A la hora de estrenar el año

Publicado: 06 ene 2025 - 01:20

Empieza el año con frío cortante, como para despertarnos de un letargo, para limpiarnos la arena de playa que aún pudiera quedarnos del 2024, para entender que la vida es un carnaval pero no siempre. La tarde del día 1 es una siesta, como la noche del 31 es una fiesta. Anoche matábamos por un tridente de gintonics y hoy seríamos capaces de vender la piel por vaporeo seductor de un café.

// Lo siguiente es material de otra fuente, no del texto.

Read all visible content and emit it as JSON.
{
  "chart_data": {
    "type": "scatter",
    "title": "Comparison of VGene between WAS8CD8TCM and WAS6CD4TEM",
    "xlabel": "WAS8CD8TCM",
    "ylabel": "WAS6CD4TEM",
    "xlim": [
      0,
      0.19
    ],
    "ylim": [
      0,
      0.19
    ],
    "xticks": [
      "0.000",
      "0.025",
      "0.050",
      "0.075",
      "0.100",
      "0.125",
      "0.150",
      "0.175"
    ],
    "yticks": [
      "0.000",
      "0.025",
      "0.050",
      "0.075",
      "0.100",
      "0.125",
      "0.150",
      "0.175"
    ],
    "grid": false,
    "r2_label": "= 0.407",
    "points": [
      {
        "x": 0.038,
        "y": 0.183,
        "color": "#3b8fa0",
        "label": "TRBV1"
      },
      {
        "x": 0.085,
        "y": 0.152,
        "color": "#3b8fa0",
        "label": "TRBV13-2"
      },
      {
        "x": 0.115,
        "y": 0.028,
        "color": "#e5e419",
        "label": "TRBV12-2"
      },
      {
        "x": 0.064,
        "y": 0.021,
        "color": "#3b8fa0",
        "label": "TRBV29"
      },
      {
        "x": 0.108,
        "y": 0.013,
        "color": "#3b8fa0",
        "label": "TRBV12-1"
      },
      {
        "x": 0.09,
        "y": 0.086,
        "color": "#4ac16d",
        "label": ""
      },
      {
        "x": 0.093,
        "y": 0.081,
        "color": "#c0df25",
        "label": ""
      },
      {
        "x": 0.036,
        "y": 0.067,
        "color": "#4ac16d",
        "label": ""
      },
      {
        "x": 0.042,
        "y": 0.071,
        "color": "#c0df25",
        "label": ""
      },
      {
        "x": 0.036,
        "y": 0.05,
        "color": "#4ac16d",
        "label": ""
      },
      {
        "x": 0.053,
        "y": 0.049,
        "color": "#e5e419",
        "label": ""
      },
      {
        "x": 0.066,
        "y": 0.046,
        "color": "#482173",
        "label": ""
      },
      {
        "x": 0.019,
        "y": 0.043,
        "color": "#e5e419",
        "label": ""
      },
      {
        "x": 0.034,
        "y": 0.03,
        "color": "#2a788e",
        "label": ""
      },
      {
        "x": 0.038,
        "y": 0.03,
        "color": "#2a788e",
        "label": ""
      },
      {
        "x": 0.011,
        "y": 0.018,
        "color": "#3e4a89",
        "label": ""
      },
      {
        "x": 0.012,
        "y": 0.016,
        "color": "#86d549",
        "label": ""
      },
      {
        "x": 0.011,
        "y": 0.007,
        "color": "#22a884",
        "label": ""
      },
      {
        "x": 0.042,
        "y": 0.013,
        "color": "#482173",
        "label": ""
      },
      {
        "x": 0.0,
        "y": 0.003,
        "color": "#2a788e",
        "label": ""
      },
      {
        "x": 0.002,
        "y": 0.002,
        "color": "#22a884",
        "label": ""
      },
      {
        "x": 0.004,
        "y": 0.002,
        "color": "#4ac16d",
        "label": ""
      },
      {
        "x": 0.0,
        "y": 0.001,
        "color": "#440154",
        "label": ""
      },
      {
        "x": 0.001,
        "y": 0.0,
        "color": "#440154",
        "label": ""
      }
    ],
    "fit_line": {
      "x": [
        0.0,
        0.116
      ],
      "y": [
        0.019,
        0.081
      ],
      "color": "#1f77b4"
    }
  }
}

Atrás quedan horas especiales, abrazos de los que importan, muchas risas y tímidas lágrimas. Nos ilusionamos cada Navidad porque estamos con los nuestros y dejamos de lado la vida siempre un poco artificial de lo cotidiano, con sus urgencias de actualidad, sus suspiros de España, sus políticos hablando el idioma del avestruz. En cambio, fijamos los ojos en padres y abuelos, en los mayores de la casa, que llevan la historia más importante escrita en los surcos de la frente y de las manos, en las flores rojas de juventud que hoy están secas y bellísimas, en los hitos familiares que nos han traído aquí, en las vidas bien vividas de los que nos precedieron en la batalla de abrirse un camino en el calendario, de dejar poso, de hacer del secarral de la genealogía un terreno fértil para los que vengan detrás.

De ellos, por unos días, aprendemos a mirar la vida con la distancia del paso del tiempo, con fervor desapasionado, con un calor que fue en pasado, hoy agua tibia, donde lo que más pesa ya no es el mañana, como nos ocurre a nosotros, sino el ayer, como les ocurre a ellos.

Pensaba en esto recorriendo el viejo paseo. Estrena cara de Año Nuevo el mar, y el frío ya no es tan frío como anoche. Una brisa suave riza un poco el termómetro en la coraza, pero las olas rompen con la pereza de vivir, como si hubieran estado también de juerga anoche, celebrando el 2025 con los peces, la danza de las algas, y los marineros olvidados de la tierra, que ya son más del islote azul que de tierra firme. Qué pronto el trajín semanal nos hará perder esta magia. Pero qué bien nos sienta detenernos, recordar qué es lo importante de verdad, y escuchar a los viejos de la familia las historias que un día contaremos a nuestros nietos, con la misma voz trémula y los mismos ojos brillantes de quienes hoy nos las transmiten. De niños, tal vez, no quieran escuchar o no sepan, pero al cabo de los años violentarán su memoria para tratar de recordar cada una de esas pequeñas señas de identidad familiar, el anecdotario de andar por casa, las vicisitudes y trabas que hubieron de esquivar para que nosotros estemos hoy aquí, en realidad, dando gracias a Dios por tanto.

Llora un niño de puro cansancio al recorrer el paseo. Se sienta, brazos cruzados, y una amenaza a mamá: “No camino más”. Su vida, su vocación, su última voluntad, con sus tres años, está en esa determinación, que es no moverse de esa baldosa del paseo pase lo que pase. Y la madre argumenta contrarreloj, pero sin grandes exigencias, quizá porque sabe mejor que él que ayer no se acostó a las nueve sino a las dos, y la sucesión de fiestas deja a los críos en éxtasis de agotamiento. El niño al fin se levantará y caminará. Perderá el pulso. Pero a mí su actitud me recuerda un poco a nuestras histerias diarias en el trabajo, en los azares ordinarios de la vida, en los amores. A menudo decimos “no puedo más”, “de esta no salgo”, o “no volveré a amar a nadie” y ya ves, mira de nuevo a los ojos a los mayores de la familia y comprenderás que da lo mismo, podremos, saldremos y, con toda seguridad, volveremos a amar a alguien.